In 2015, Dicko attempted to join Katiba Macina led by increasingly-popular preacher Amadou Koufa. At the time, Katiba Macina had a small sleeper contingent of forty men in Soum Province of Burkina Faso. Koufa objected to a jihadist rebellion in Burkina Faso however, as he considered it premature and would disrupt supply lines of gas and food crucial to Katiba Macina's operations. Dicko, serving under Koufa, initially complied with these orders. A former member of Ansarul Islam testified that Dicko decided to spur a violent insurrection in Burkina Faso following Operation Ségueré in November 2016, where he saw Burkinabe soldiers publicly humiliating Fulani peasants.

=== Ansarul Islam ===
Ansarul Islam was founded in November 2016 in the Foulsaré forest, coming to prominence in a press release where they claimed responsibility for the 2016 Nassoumbou attack against the Burkinabe army. In the press release, Dicko called himself the "commander of believers" and "guide of Ansarul Islam". According to the International Crisis Group, Ansarul Islam was born from the stigmatization of different social groups and classes in northern Burkina Faso. Dicko called into question the "omnipotence of customary chiefdoms and the monopoly of religious authority held by maraboutic families, whom he accuses of enriching themselves at the expense of the populations." During his preaching years, Dicko had massive popularity among Burkinabe youth for these sentiments. While many of them rejected Dicko following his switch to armed insurgency, he kept a sizable number of followers to wage a low-intensity guerrilla campaign.

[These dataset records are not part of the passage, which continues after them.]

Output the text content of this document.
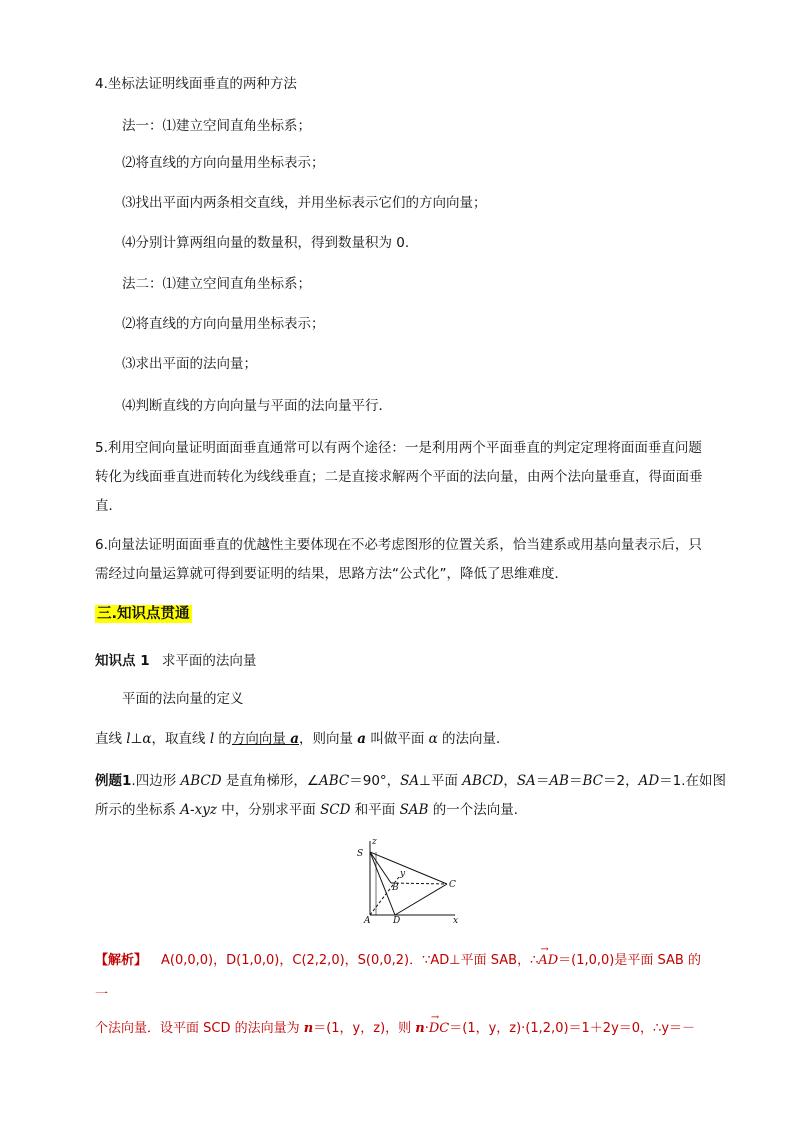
4.坐标法证明线面垂直的两种方法
法一：⑴建立空间直角坐标系；
⑵将直线的方向向量用坐标表示；
⑶找出平面内两条相交直线，并用坐标表示它们的方向向量；
⑷分别计算两组向量的数量积，得到数量积为 0.
法二：⑴建立空间直角坐标系；
⑵将直线的方向向量用坐标表示；
⑶求出平面的法向量；
⑷判断直线的方向向量与平面的法向量平行．
5.利用空间向量证明面面垂直通常可以有两个途径：一是利用两个平面垂直的判定定理将面面垂直问题转化为线面垂直进而转化为线线垂直；二是直接求解两个平面的法向量，由两个法向量垂直，得面面垂直．
6.向量法证明面面垂直的优越性主要体现在不必考虑图形的位置关系，恰当建系或用基向量表示后，只需经过向量运算就可得到要证明的结果，思路方法“公式化”，降低了思维难度．
三.知识点贯通
知识点 1 求平面的法向量
平面的法向量的定义
直线 l⊥α，取直线 l 的方向向量 a，则向量 a 叫做平面 α 的法向量．
例题1.四边形 ABCD 是直角梯形，∠ABC＝90°，SA⊥平面 ABCD，SA＝AB＝BC＝2，AD＝1.在如图
所示的坐标系 A-xyz 中，分别求平面 SCD 和平面 SAB 的一个法向量．
S
z
y
B	C
A	D	x
【解析】 A(0,0,0)，D(1,0,0)，C(2,2,0)，S(0,0,2)．∵AD⊥平面 SAB，∴→ AD＝(1,0,0)是平面 SAB 的一
个法向量．设平面 SCD 的法向量为 n＝(1，y，z)，则 n·→ DC＝(1，y，z)·(1,2,0)＝1＋2y＝0，∴y＝－
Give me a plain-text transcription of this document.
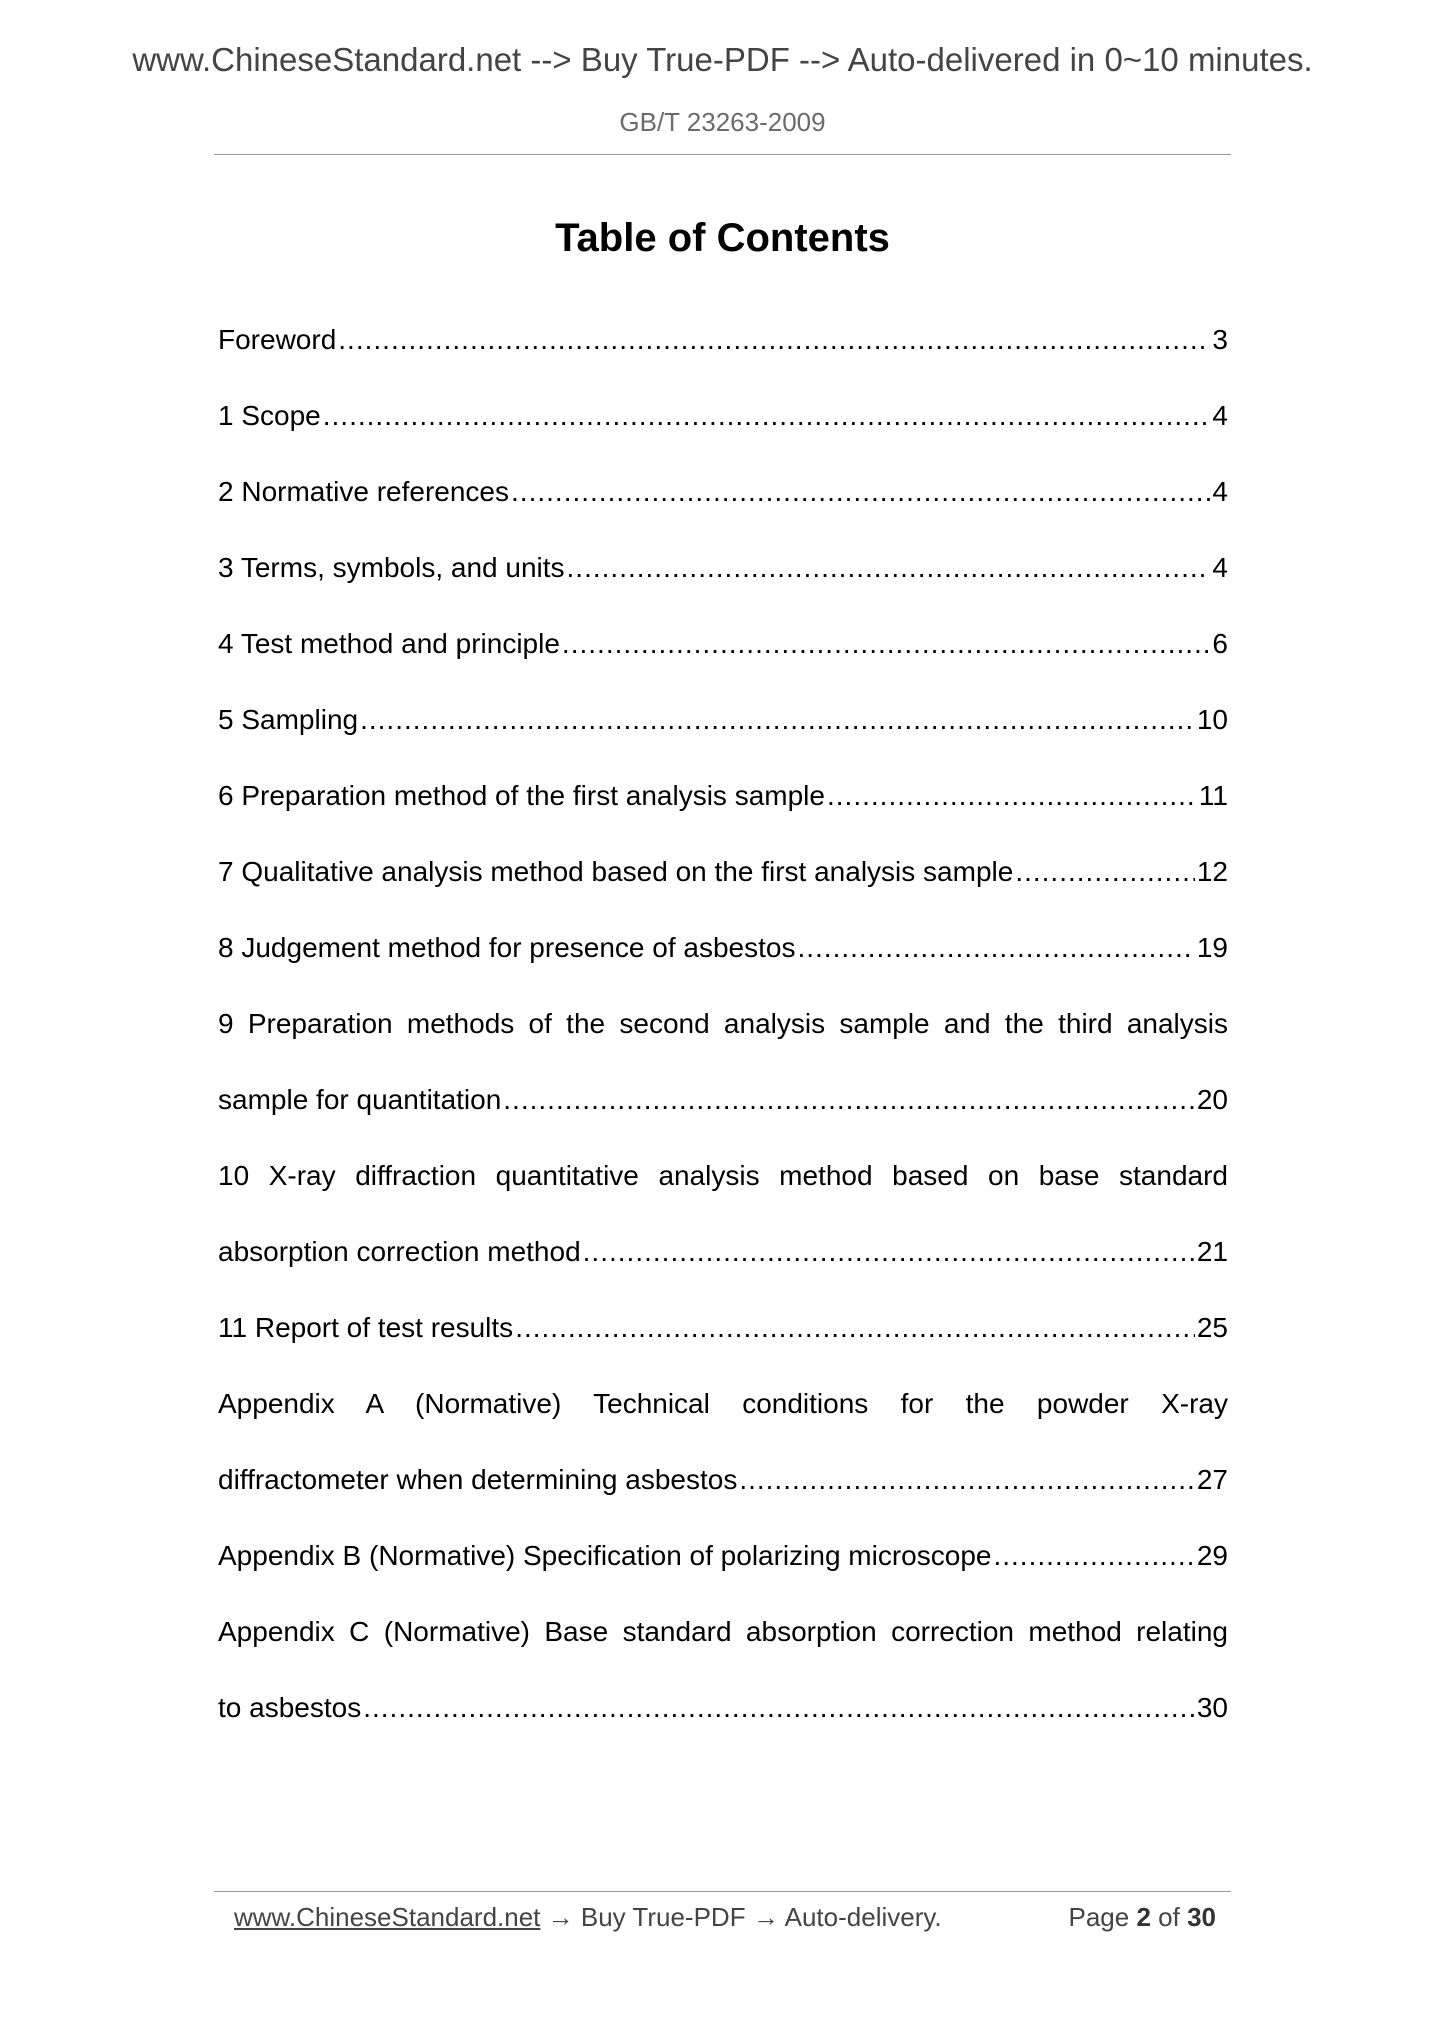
www.ChineseStandard.net --> Buy True-PDF --> Auto-delivered in 0~10 minutes.
GB/T 23263-2009
Table of Contents
Foreword .....	3
1 Scope .....	4
2 Normative references .....	4
3 Terms, symbols, and units .....	4
4 Test method and principle .....	6
5 Sampling .....	10
6 Preparation method of the first analysis sample .....	11
7 Qualitative analysis method based on the first analysis sample .....	12
8 Judgement method for presence of asbestos .....	19
9 Preparation methods of the second analysis sample and the third analysis
sample for quantitation .....	20
10 X-ray diffraction quantitative analysis method based on base standard
absorption correction method .....	21
11 Report of test results .....	25
Appendix A (Normative) Technical conditions for the powder X-ray
diffractometer when determining asbestos .....	27
Appendix B (Normative) Specification of polarizing microscope .....	29
Appendix C (Normative) Base standard absorption correction method relating
to asbestos .....	30
www.ChineseStandard.net → Buy True-PDF → Auto-delivery.	Page 2 of 30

Despite maintaining close relations with Koufa, Dicko disagreed with Koufa's decision to merge into Jama'at Nasr al-Islam wal Muslimin.

=== Death ===

On June 27, 2017, the unofficial Facebook page of Ansarul Islam announced the instatement of Djaffar Dicko, Ibrahim Malam's brother, as head of Ansarul Islam. The post implied that Ibrahim Malam had been killed. Dicko had been present in the Foulsaré forest at the time of a French raid on May 2, in which he was targeted by French helicopters. A member of Dicko's entourage who was present during the raid stated that when Dicko ran off, he was weakened by his diabetes and without food and resources, he died of exhaustion shortly after the battle. Dicko was buried where he laid.